At the 1934 Exposition the Union Pacific Railroad displayed its lightweight, streamlined train delivered that year by Pullman-Standard, the M-10000. The three-car articulated train was powered by a 600-horsepower distillate engine manufactured by the General Motors subsidiary, the Winton Engine Company of Cleveland. The engine powered only the first truck, via General Electric traction motors on each axle, on the power-and-baggage car. The train was painted Armour yellow (still the Union Pacific's trademark color) with leaf brown accent, separated by a red stripe.

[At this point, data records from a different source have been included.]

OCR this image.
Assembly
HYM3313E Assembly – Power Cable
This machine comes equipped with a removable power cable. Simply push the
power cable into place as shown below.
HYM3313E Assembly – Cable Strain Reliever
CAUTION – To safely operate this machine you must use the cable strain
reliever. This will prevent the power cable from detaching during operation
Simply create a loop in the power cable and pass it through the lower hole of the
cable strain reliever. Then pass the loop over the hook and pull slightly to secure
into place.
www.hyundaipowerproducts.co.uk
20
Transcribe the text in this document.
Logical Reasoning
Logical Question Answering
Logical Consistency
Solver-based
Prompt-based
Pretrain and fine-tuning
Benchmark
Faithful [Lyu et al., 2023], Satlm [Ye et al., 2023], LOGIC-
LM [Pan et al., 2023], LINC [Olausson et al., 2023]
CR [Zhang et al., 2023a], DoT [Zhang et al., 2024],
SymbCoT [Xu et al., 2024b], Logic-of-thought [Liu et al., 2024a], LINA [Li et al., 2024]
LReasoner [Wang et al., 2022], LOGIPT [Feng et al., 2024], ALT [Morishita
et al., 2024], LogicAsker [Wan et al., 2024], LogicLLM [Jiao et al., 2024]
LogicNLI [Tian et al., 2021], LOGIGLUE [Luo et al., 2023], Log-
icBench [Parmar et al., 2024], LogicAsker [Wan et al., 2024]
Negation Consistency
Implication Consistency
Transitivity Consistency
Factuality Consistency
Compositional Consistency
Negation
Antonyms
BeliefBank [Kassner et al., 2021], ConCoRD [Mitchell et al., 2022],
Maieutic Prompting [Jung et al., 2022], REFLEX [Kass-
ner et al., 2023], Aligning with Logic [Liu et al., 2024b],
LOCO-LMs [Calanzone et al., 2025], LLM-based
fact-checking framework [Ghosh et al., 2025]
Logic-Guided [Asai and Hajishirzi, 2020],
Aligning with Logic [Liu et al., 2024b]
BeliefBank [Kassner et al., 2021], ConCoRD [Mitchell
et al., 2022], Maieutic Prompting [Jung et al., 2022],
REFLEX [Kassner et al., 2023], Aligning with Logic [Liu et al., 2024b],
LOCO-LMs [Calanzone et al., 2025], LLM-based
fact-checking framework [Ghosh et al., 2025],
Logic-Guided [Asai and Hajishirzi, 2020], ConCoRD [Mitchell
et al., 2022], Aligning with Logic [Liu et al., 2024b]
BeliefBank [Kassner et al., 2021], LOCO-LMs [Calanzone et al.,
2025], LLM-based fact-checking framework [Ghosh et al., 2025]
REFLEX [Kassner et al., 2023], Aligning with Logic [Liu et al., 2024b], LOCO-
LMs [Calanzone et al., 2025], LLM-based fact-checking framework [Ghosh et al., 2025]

The M-10000 made a 13,000-mile exhibition tour across the United States that included the Century of Progress Exposition, attracting considerable public attention as the first train of its kind to operate in North America. Afterward the M-10000 was placed in service between Kansas City and Salina, and renamed the City of Salina in conformity with the Union Pacific's fleet of "City" streamliners which it pioneered, beginning with the similar-appearing (with large front air intake grill and turret cab) but diesel-powered M-10001 that entered service later in 1934 as the City of Portland. As an articulated trainset, in which successive cars shared the same set of wheels, the M-10000 could not add extra cars to accommodate increased traffic or take on sleeping cars for overnight service. It was, therefore, assigned to the short daytime run through Kansas. Although the M-10000 was a groundbreaking idea, its fame was soon eclipsed by the Burlington Route's diesel-powered Pioneer Zephyr of 1935. Unlike the Zephyr it was not preserved; since it was made of aluminum it was scrapped in 1942 to contribute to the World War II arms effort.
Geron Marcom provided this photo of his father, William E. Marcom, posing with the M-10000 at the Century of Progress Exposition. The photographer was a fellow Greyhound bus driver with whom Mr. Marcom visited the Exposition. Of further interest, in the background at left, is the "Tower of Value" in which Nash Motors displayed both Nash and LaFayette automobile models.